Die Lebens­ge­schich­te und das viel­fäl­ti­ge musik­päd­ago­gi­sche Wir­ken Frie­da Loeben­steins möch­te Erben in den päd­ago­gi­schen, kul­tu­rel­len und gesell­schaft­li­chen Kon­text der Zeit ein­bet­ten (Erben, 2021, S. 24). Sie geht davon aus, dass nur durch eine Betrach­tung, die das Leben Loeben­steins mit ihrem Wir­ken ver­bin­det, ein tie­fes Ver­ständ­nis ihrer Per­sön­lich­keit mög­lich und sinn­voll ist. Erben beruft sich auf den His­to­ri­ker Bern­hard Fetz und ver­sucht, in die „Kon­takt­zo­ne zwi­schen Wer­ken, Hand­lun­gen und Ideen und den Bedin­gun­gen ihrer Her­vor­brin­gung in der Lebens­pra­xis [ein­zu­drin­gen]“ (Fetz, 2009, S. 435 zit. nach Erben, 2021, S. 13). Die­ses Vor­ge­hen ist zunächst nachvollziehbar.
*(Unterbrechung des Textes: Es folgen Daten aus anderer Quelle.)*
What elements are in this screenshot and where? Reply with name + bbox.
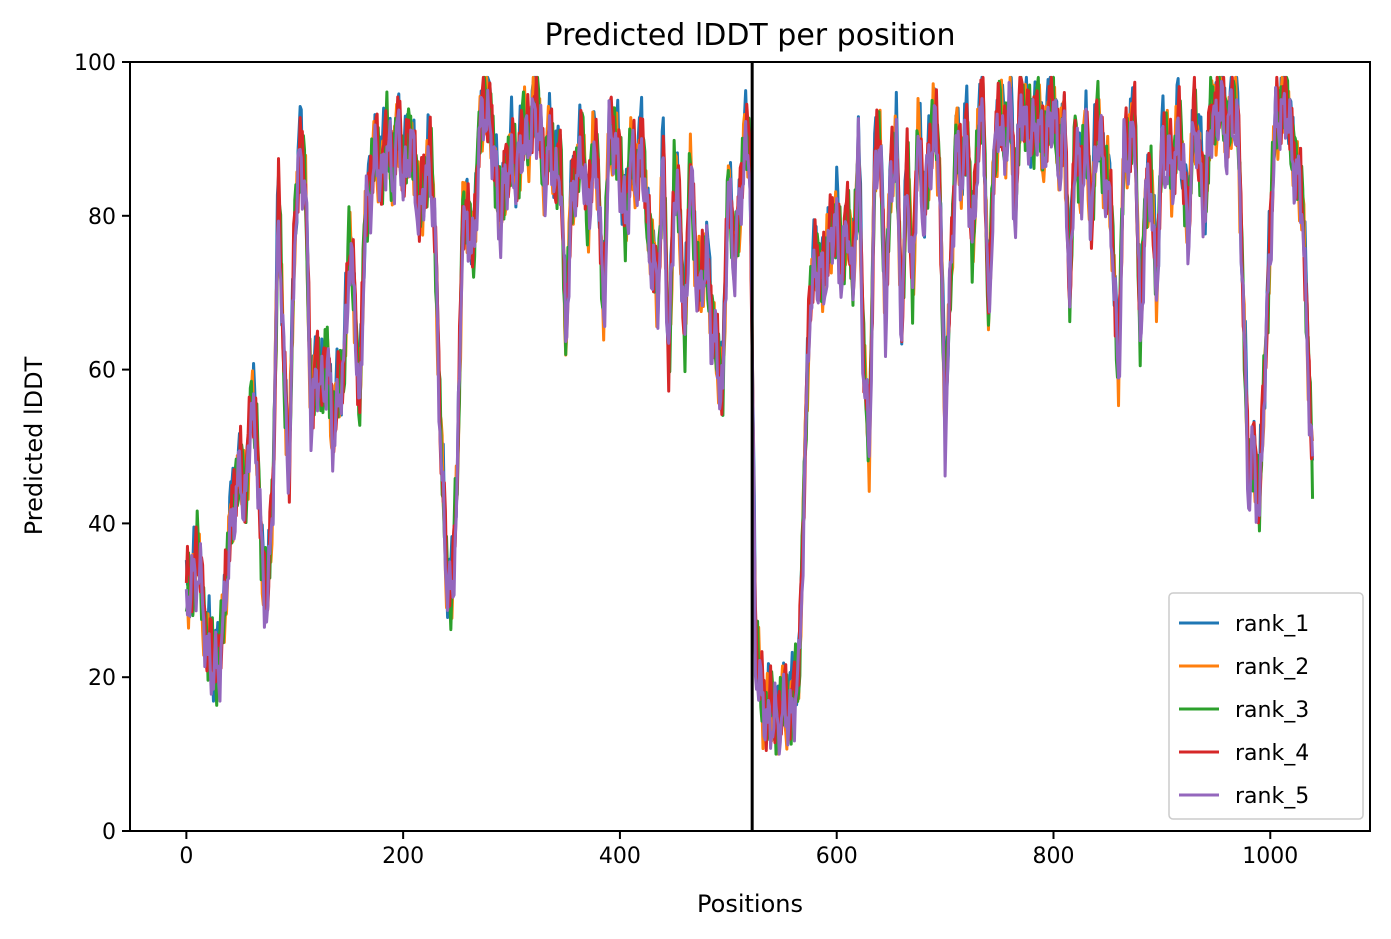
y-tick-label: 20: [88, 666, 116, 691]
x-axis-label: Positions: [697, 890, 803, 918]
y-tick-label: 80: [88, 205, 116, 230]
legend: rank_1 rank_2 rank_3 rank_4 rank_5: [1168, 592, 1364, 820]
x-tick-label: 800: [1032, 844, 1074, 869]
x-tick-label: 0: [179, 844, 193, 869]
x-tick-label: 200: [382, 844, 424, 869]
legend-label-rank_5: rank_5: [1235, 784, 1309, 809]
legend-label-rank_2: rank_2: [1235, 655, 1309, 680]
series-line-rank_5: [184, 79, 1315, 756]
y-tick-label: 40: [88, 512, 116, 537]
legend-label-rank_1: rank_1: [1235, 612, 1309, 637]
plot-frame: [129, 61, 1371, 832]
x-tick-label: 400: [599, 844, 641, 869]
y-tick-label: 0: [102, 820, 116, 845]
chart-title: Predicted lDDT per position: [545, 18, 956, 53]
y-tick-label: 100: [74, 51, 116, 76]
y-axis: 0 20 40 60 80 100: [74, 51, 130, 845]
legend-label-rank_4: rank_4: [1235, 741, 1309, 766]
x-tick-label: 600: [816, 844, 858, 869]
y-axis-label: Predicted lDDT: [20, 356, 48, 535]
x-tick-label: 1000: [1242, 844, 1298, 869]
y-tick-label: 60: [88, 359, 116, 384]
x-axis: 0 200 400 600 800 1000: [179, 831, 1298, 869]
legend-label-rank_3: rank_3: [1235, 698, 1309, 723]
legend-box: [1168, 592, 1364, 820]
series-layer: [184, 75, 1315, 756]
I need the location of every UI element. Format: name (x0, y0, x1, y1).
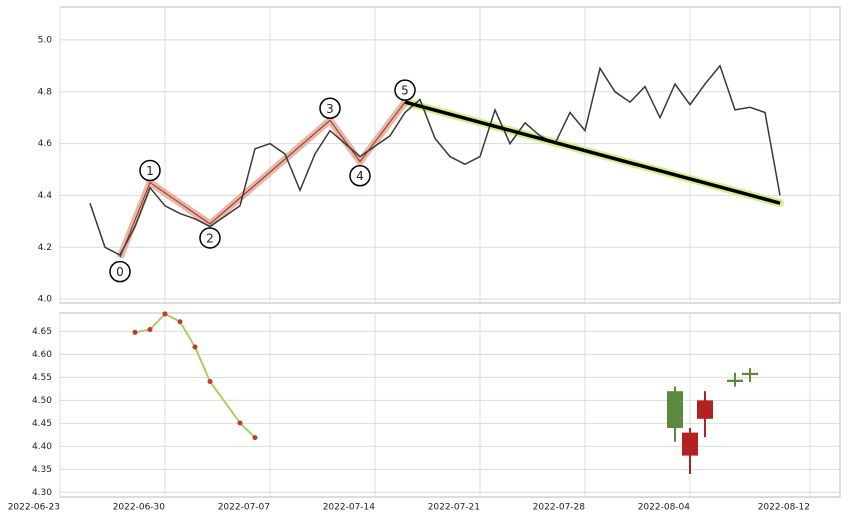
wave-label: 1 (146, 164, 154, 178)
x-tick-label: 2022-06-23 (8, 503, 60, 513)
candle-body (682, 432, 698, 456)
y-tick-label: 4.55 (32, 373, 52, 383)
x-tick-label: 2022-07-28 (533, 503, 586, 513)
y-tick-label: 4.6 (38, 139, 53, 149)
y-tick-label: 4.50 (32, 396, 52, 406)
x-tick-label: 2022-08-12 (758, 503, 810, 513)
overlay-line (134, 312, 256, 439)
overlay-point (162, 311, 168, 317)
wave-label: 4 (356, 169, 364, 183)
y-tick-label: 4.0 (38, 295, 53, 305)
y-tick-label: 4.4 (38, 191, 53, 201)
overlay-point (132, 329, 138, 335)
candle-body (742, 372, 758, 376)
x-tick-label: 2022-07-14 (323, 503, 376, 513)
y-tick-label: 4.2 (38, 243, 52, 253)
wave-marker (109, 260, 131, 283)
y-tick-label: 4.45 (32, 419, 52, 429)
wave-label: 5 (401, 84, 409, 98)
wave-label: 0 (116, 265, 124, 279)
overlay-point (252, 435, 258, 441)
trend-line (404, 100, 781, 205)
wave-marker (394, 79, 416, 101)
y-tick-label: 4.60 (32, 350, 52, 360)
y-tick-label: 4.65 (32, 327, 52, 337)
y-tick-label: 4.30 (32, 488, 52, 498)
overlay-point (237, 420, 243, 426)
y-tick-label: 5.0 (38, 35, 53, 45)
candle-body (667, 391, 683, 428)
overlay-point (207, 379, 213, 385)
y-tick-label: 4.35 (32, 465, 52, 475)
y-tick-label: 4.40 (32, 442, 52, 452)
candle-body (727, 379, 743, 382)
overlay-point (147, 327, 153, 333)
overlay-point (192, 344, 198, 350)
candle-body (697, 400, 713, 419)
x-tick-label: 2022-07-21 (428, 503, 480, 513)
wave-label: 3 (326, 102, 334, 116)
wave-marker (319, 97, 341, 120)
x-tick-label: 2022-06-30 (113, 503, 166, 513)
wave-marker (139, 159, 161, 182)
wave-marker (349, 164, 371, 187)
overlay-point (177, 319, 183, 325)
x-tick-label: 2022-07-07 (218, 503, 270, 513)
wave-label: 2 (206, 231, 214, 245)
plot-layer: 4.0 4.2 4.4 4.6 4.8 5.0 0 1 2 3 4 5 4.30 4.35 4.40 4.45… (8, 7, 840, 513)
y-tick-label: 4.8 (38, 87, 53, 97)
x-tick-label: 2022-08-04 (638, 503, 691, 513)
wave-marker (199, 227, 221, 249)
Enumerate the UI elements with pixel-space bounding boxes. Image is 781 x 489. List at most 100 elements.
Erben struk­tu­riert ihre Arbeit in zwei Tei­le: ers­tens eine chro­no­lo­gi­sche Dar­stel­lung und zwei­tens eine sach­lo­gi­sche Sys­te­ma­tik. Loeben­steins Leben und Wir­ken ent­fal­tet Erben anhand der „gro­ßen The­men Musik und Reli­gi­on“ (Erben, 2021, S. 29). Sie legt im ers­ten Teil ihrer bio­gra­fi­schen Dar­stel­lung Loeben­steins (Erben, 2021, S. 29–160) das reli­giö­se Lebens­mot­to „Den Him­mel berühren“ (Erben, 2021, S. 318) zugrun­de und rekon­stru­iert ins­ge­samt „drei Leben“: Loeben­steins ers­tes Leben als deut­sche Jüdin (bis 1933), das zwei­te Leben als Kon­ver­ti­tin (bis 1939) und schließ­lich das drit­te Leben (bis zu ihrem Tod 1988), in wel­ches wir Ein­blick in die Zeit der Abge­schie­den­heit als Bene­dik­ti­ne­rin im Klos­ter Aba­dia de San­ta Maria in São Pau­lo, Bra­si­li­en, gewin­nen. Die Lebens­ab­schnit­te wer­den jeweils zu Beginn mit einer bio­gra­fi­schen Skiz­ze eröff­net und am Ende mit der Nen­nung von rele­van­ten Schrif­ten des Zeit­raums umrahmt. Ab dem Lebens­ab­schnitt als Kon­ver­ti­tin wird den Lese­rIn­nen deut­lich, dass Musik(pädagogik) und Reli­gi­on bei Loeben­stein eng ver­knüpft sind. Auch wird Lese­rIn­nen durch die zahl­rei­chen ver­schie­de­nen Quel­len gro­ße Empa­thie für Loeben­steins Per­sön­lich­keit ermög­licht. Für die Kate­go­rie des so genann­ten ers­ten Lebens als „deut­sche Jüdin“ hät­te man sich gewünscht, mehr dazu zu erfah­ren, was die Autorin unter die­sem Begriff ver­steht und wie sich die­ses Leben auf die musik­päd­ago­gi­sche Arbeit Loeben­steins (even­tu­ell auch nicht) aus­ge­wirkt hat und in Bezie­hung zu den Kol­le­gIn­nen ihrer Zeit steht.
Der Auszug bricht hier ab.